Philip Heffer, Hilton chief executive, said the growth was underpinned the strength of its Australian business, as well as organic growth achieved across its portfolio in meat, seafood, plant-based and vegetarian foods.
“This continuing growth shows resilience of our business model and our ability to create sustainable value by working dedicated partnerships with both our customers and suppliers,” said Heffer.
“In our meat business, we’ve continued to see consumer demand for our products grow internationally and we’ve continued to grow and diversify our offer during the first half of this year.”

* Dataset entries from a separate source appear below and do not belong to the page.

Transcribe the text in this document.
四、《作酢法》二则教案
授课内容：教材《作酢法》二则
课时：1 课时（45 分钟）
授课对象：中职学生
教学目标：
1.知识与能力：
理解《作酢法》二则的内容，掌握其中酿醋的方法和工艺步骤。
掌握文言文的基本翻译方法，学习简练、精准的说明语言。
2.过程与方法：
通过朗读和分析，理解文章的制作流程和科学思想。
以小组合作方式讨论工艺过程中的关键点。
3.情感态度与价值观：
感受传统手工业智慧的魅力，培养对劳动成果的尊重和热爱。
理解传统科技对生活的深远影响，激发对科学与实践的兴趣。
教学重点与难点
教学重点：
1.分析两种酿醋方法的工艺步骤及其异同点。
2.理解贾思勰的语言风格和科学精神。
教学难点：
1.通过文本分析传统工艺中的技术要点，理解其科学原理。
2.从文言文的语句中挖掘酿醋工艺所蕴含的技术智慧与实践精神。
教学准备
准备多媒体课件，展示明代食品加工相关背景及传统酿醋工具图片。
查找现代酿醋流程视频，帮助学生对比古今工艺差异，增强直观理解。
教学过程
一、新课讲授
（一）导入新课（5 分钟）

Diversification in plant-based
Hilton continued its diversification into plant-based proteins with the complete acquisition of Dutch vegan and vegetarian food firm Dalco Foods, subject to competition clearance.

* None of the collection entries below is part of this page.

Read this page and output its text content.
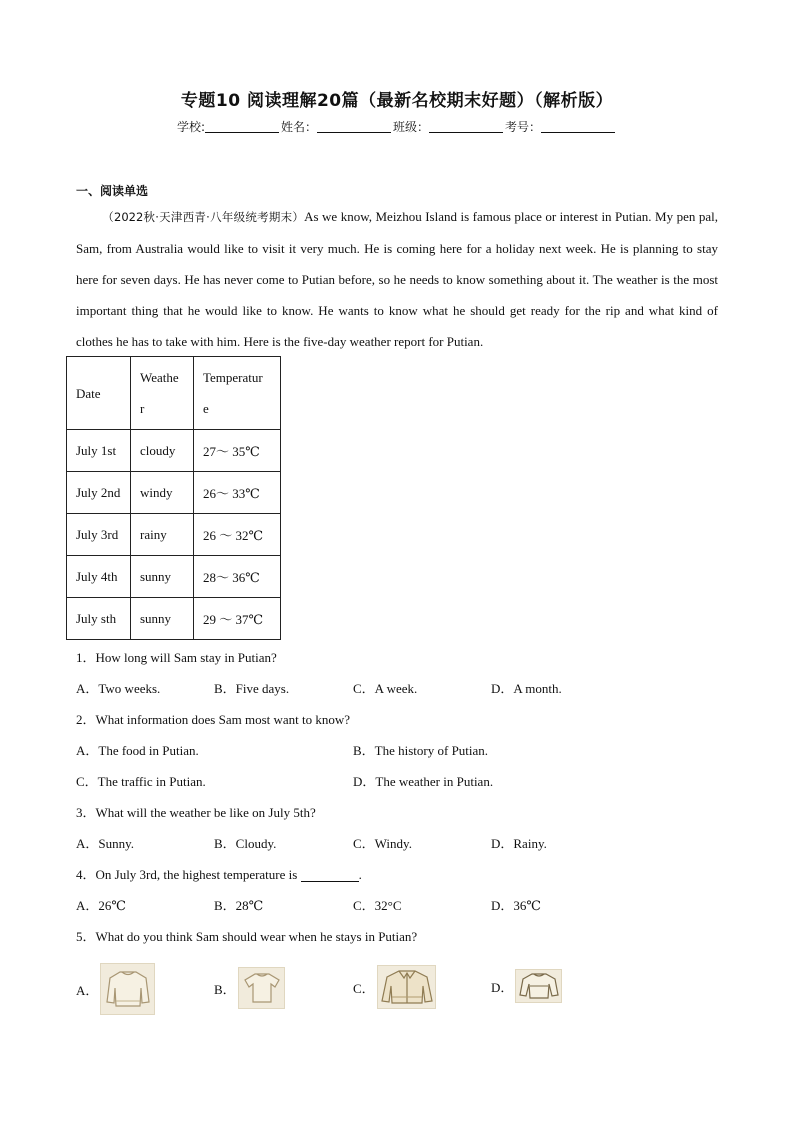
专题10 阅读理解20篇（最新名校期末好题）（解析版）
学校:	姓名：	班级：	考号：
一、阅读单选

（2022秋·天津西青·八年级统考期末）As we know, Meizhou Island is famous place or interest in Putian. My pen pal, Sam, from Australia would like to visit it very much. He is coming here for a holiday next week. He is planning to stay here for seven days. He has never come to Putian before, so he needs to know something about it. The weather is the most important thing that he would like to know. He wants to know what he should get ready for the rip and what kind of clothes he has to take with him. Here is the five-day weather report for Putian.

Date	Weathe r	Temperatur e
July 1st	cloudy	27～ 35℃
July 2nd	windy	26～ 33℃
July 3rd	rainy	26 ～ 32℃
July 4th	sunny	28～ 36℃
July sth	sunny	29 ～ 37℃
1．How long will Sam stay in Putian?
A．Two weeks.	B．Five days.	C．A week.	D．A month.
2．What information does Sam most want to know?
A．The food in Putian.	B．The history of Putian.
C．The traffic in Putian.	D．The weather in Putian.
3．What will the weather be like on July 5th?
A．Sunny.	B．Cloudy.	C．Windy.	D．Rainy.
4．On July 3rd, the highest temperature is	.
A．26℃	B．28℃	C．32°C	D．36℃
5．What do you think Sam should wear when he stays in Putian?
A．	B．	C．	D．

Heffer said the business would continue to adapt and respond to the changing tastes and needs of its consumers, with both meat and alternative proteins playing and equal role in Hilton’s future growth plans.
“We’ve obviously seen lots of growth, particularly within vegan and vegetarian, but during COVID we’ve seen a lot of growth in meat as well as fish,” he explained.

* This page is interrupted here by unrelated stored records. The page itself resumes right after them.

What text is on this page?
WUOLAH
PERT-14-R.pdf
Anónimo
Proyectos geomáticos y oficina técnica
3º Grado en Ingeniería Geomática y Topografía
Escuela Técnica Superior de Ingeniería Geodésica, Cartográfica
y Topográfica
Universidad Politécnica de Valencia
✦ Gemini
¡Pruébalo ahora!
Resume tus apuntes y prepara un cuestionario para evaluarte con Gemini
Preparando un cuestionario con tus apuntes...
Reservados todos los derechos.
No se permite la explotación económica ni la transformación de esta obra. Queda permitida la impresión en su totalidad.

“We are very happy to diversify across the protein and looking to become the global protein partners of choice for all of our customers.”
To support its growing plant-based offering, Hilton planned to invest in its Dutch business to increase the capacity and expand the capability of the products it produces.
“We do have facilities in the UK and we will be looking to expand those as and when necessary, but our centre of excellence will be based in Holland,” Heffer added.
The strong set of results posted by Hilton were in spite of continued difficulties being felt across the food and drink manufacturing industry – not least the ongoing fall out of COVID, as well as skills and labour shortages.
However, Heffer was confident that Hilton has tackled these issues well and will continue to do so into the future.
“We do have a very loyal workforce across our UK businesses – obviously in the UK it’s more difficult than it is in Europe at the present time, as we’ve got a mix of both COVID and Brexit,” he said. “It’s very tight, there’s no question, but we’ve got a lot of different initiatives that we’re running to retain people and recruit people.
“We are competitive on our rates, so I think we’re doing everything that we can. We are seeing a slight improvement in the last couple of weeks, so I’m hoping that will continue, but it is difficult for everybody – we’re no different than any other manufacturers.”